Wanita yang ditanya tersenyum tulus dan berkata," karena bagaimanapun mereka manusia yang punya hak untuk di sayang. Mereka pantas untuk terus di dampingi bukan di tinggalkan. Ketidaktahuan membuat banyak orang bahkan penderita sendiri menjaga jarak dan itu hal yang tidak benar. Yang harus kita hindari penyakitnya bukan orangnya."
"Sangat menginspirasi. Maaf sebelumnya, apa anda memiliki kenalan maksud saya orang terdekat yang menderita HIV?" 
Si wanita seperempuan terdiam sejenak, seperti mengingat masa lalu, dan dia tersenyum kecil pada akhirnya namun matanya terlihat berkaca-kaca. 
"Ya, calon suami saya. Ketidaktahuan kami, terlebih dia membuat dia meninggalkan saya saat itu. Takut saya tertular. Saat itulah saya sangat membenci penyakit ini dan mencari banyak info dan sekarang berusaha membuat sebanyak mungkin orang mengerti," dia tetap tersenyum meski kesedihan tergambar di matanya. 
" Apa yang anda ingin sampaikan kepada masyarakat yang menonton?"

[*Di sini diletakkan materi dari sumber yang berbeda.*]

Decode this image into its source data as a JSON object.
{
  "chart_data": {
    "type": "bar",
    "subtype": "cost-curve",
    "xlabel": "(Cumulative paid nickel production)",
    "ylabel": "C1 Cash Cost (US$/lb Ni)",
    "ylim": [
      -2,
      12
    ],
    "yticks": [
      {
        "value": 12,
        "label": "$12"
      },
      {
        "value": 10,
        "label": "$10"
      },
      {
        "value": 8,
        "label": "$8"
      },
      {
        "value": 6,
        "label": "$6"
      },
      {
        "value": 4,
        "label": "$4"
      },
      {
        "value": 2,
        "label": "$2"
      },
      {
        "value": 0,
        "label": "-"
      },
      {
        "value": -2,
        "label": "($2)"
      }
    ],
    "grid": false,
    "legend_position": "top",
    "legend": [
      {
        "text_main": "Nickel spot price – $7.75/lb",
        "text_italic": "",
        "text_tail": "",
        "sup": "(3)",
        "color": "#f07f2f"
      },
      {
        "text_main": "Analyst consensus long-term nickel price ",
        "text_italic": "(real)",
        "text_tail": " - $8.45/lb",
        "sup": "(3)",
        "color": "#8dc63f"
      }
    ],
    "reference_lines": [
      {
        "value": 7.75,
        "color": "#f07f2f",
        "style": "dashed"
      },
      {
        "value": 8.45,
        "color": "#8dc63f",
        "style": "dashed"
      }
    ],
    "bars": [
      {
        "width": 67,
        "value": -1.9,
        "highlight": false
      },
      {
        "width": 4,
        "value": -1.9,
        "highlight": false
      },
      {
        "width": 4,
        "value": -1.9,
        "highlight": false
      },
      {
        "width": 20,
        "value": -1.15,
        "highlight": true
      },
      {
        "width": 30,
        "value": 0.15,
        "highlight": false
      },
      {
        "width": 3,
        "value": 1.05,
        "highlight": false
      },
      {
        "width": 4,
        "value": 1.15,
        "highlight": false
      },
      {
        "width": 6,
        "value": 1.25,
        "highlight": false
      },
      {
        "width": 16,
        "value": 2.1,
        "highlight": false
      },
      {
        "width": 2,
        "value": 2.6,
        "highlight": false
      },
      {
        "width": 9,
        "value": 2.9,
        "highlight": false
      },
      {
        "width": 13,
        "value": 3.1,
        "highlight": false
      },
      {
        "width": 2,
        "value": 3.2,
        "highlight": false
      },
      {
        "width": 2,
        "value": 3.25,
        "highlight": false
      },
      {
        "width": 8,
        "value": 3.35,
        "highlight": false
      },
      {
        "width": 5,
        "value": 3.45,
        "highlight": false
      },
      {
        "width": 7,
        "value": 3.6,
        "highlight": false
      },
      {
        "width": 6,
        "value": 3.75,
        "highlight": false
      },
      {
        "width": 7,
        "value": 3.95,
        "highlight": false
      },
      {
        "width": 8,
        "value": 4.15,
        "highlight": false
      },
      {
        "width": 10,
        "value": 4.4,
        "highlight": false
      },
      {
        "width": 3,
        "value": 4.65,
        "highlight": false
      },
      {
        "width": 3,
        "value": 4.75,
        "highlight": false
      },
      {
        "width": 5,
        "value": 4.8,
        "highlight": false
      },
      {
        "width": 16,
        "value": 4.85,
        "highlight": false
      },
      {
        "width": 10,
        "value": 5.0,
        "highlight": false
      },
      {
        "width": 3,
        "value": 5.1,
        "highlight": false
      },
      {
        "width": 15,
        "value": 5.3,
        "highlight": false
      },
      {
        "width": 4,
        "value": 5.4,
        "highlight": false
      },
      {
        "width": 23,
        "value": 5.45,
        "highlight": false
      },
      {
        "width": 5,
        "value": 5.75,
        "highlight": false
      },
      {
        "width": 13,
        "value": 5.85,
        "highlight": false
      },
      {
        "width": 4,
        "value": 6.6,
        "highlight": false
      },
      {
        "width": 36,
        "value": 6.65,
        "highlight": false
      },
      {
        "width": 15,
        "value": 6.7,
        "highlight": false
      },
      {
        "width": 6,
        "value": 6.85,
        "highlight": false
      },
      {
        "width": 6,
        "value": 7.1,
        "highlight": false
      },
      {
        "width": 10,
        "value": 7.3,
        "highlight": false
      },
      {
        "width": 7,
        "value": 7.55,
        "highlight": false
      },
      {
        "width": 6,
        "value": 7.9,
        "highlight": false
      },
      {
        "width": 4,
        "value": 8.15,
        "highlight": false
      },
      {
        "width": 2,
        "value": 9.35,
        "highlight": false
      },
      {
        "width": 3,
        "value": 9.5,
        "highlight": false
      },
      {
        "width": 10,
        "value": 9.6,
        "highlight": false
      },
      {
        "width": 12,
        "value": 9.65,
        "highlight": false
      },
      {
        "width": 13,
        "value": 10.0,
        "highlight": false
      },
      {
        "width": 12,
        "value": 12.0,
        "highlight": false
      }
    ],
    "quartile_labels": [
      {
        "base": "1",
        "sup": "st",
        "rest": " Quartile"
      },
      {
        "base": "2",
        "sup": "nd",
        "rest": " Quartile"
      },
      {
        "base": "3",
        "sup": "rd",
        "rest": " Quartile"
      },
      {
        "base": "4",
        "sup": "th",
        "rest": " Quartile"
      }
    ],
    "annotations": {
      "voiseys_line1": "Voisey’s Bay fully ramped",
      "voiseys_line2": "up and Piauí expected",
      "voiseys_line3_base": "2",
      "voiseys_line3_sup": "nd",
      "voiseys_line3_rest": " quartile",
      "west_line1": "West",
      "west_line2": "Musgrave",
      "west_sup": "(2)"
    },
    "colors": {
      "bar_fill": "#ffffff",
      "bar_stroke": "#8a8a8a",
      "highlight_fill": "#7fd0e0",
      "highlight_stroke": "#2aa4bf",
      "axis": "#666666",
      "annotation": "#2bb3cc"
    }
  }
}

" Sekali lagi, jauhi penyakitnya bukan orangnya. Buat penderita sebisa mungkin open status kepada keluarga terdekat dan lakukan pendampingan agar keluarga maupun penderita tau apa yang harus dilakukan." Dan selanjutnya sampai acara selesai. Rini yang dulu di tinggalkan Revan tanpa alasan yang jelas akhirnya tau alasannya ketika semua sudah terlambat. Rehan berusaha melindunginya dengan tidak menularinya penyakit yang dideritanya.